Et, à l'avant-plan de cet entourage familier, tout près, presque à la toucher, la vie ! La vie qui éclate dans toutes les œuvres de Martine Clouet ; bien calée dans un décor à sa mesure ; bon-enfant, cordiale, chaleureuse, conviviale ; depuis le mariage en grande pompe immortalisé-devant-l'Hôtel-de-ville-solennel, par les caméras des invités ; jusqu'au Pardon breton, où, derrière la bannière, les fidèles en costumes régionaux avancent en direction du calvaire, sur-fond-de-baie-et-de-plage; depuis les enfants qui s'ébattent-sur-la-rivière-gelée ; jusqu'au jeune garçon avançant à skate-board-devant-les-vitrines-des-magasins, etc.

Tout ce petit monde s'active posément, se hâte lentement, vend ses fleurs, se bécote sur un banc, bavarde ou se promène… car l'artiste sait à merveille, grâce à la fluidité des silhouettes de ses personnages, les faire se parler à l'oreille ; incliner le chapeau rond d'un Breton vers la coiffe tuyautée d'une jeune fille ; jeter les quatre fers en l'air le maladroit qui n'a pas su garder l'équilibre sur la glace, faire ramper à quatre pattes dans l'herbe drue de la pelouse le bébé qui ne voit pas pourquoi il se fatiguerait à marcher… Au point que le visiteur réagit subjectivement à chacune de ces postures, complétant mentalement le geste, l'accompagnant d'une onomatopée, compatissant, s'amusant en somme avec la créatrice, se faisant son complice dans son monde si particulier…

Pour rendre cette impression de vie, Martine Clouet a, bien sûr, réduit les personnages à leurs lignes essentielles, simplifiant les visages, donnant par contraste une surprenante opulence aux chevelures dont les couleurs prolongent, dévient, cassent… le mouvement des corps.
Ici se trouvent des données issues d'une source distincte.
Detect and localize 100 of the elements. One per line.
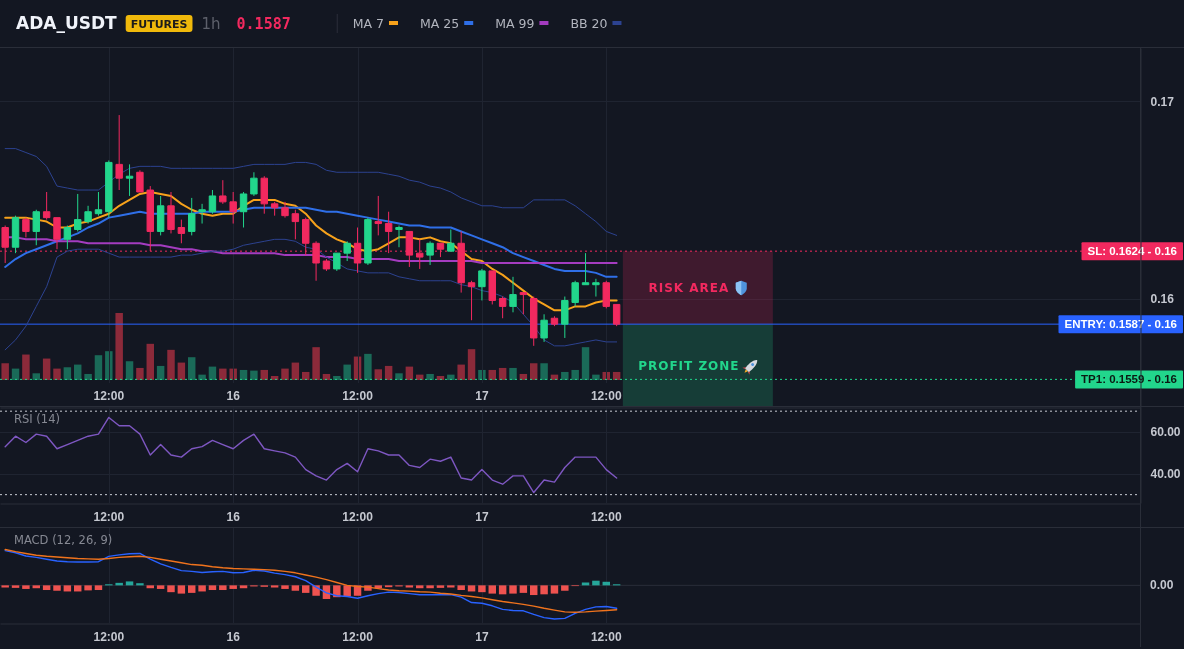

Car il faut bien aussi parler des couleurs. Celles du ciel, bleu profond des longues journées d'été ; gris pommelé par les jours froids d'hiver. Celles, chaleureuses, des vitrines. Celles enfin des vêtements monochromes ou tout au plus bicolores, vives sans être jamais criardes, jouant les unes des autres de façon à former de petites taches qui d'emblée conquièrent l'œil.

Et finalement, si attentif et tendre est le pinceau de l'artiste que chaque scène semble se dérouler dans une sorte d'écrin douillet bordé ici par les arbres défeuillés dont les branches lourdes de givre encadrent l'alignement des maisons ; là par des feuillages épais ceignant la mairie de leur vert brillant ; ailleurs par les géraniums familiers qui se penchent au-dessus des têtes des passants, etc. Et de tout ce bien-être implicite, de cette évidente philosophie confirmant qu'il fait bon prendre son temps, se dégage une sorte de poésie du bonheur…

Laquelle, parfois, glisse vers une fantasmagorie comparable à celle du Magicien d'Oz, doucement onirique ; clin d'œil léger comme celui que fait la lune lorsqu'elle voit grimper vers elle Le petit ramoneur… Rejoindre la lune ! N'est-ce pas là, vieux comme le monde, le désir secret de tout humain, a fortiori de tout créateur ? Alors, avec Martine Clouet, foin des styles, des modes, des géographies et des temps, il fait bon entrer dans son monde, et rêver !

Jeanine Rivais.

Ce texte a été publié dans le N° 72 de Février 2003 du BULLETIN DE L'ASSOCIATION LES AMIS DE FRANCOIS OZENDA.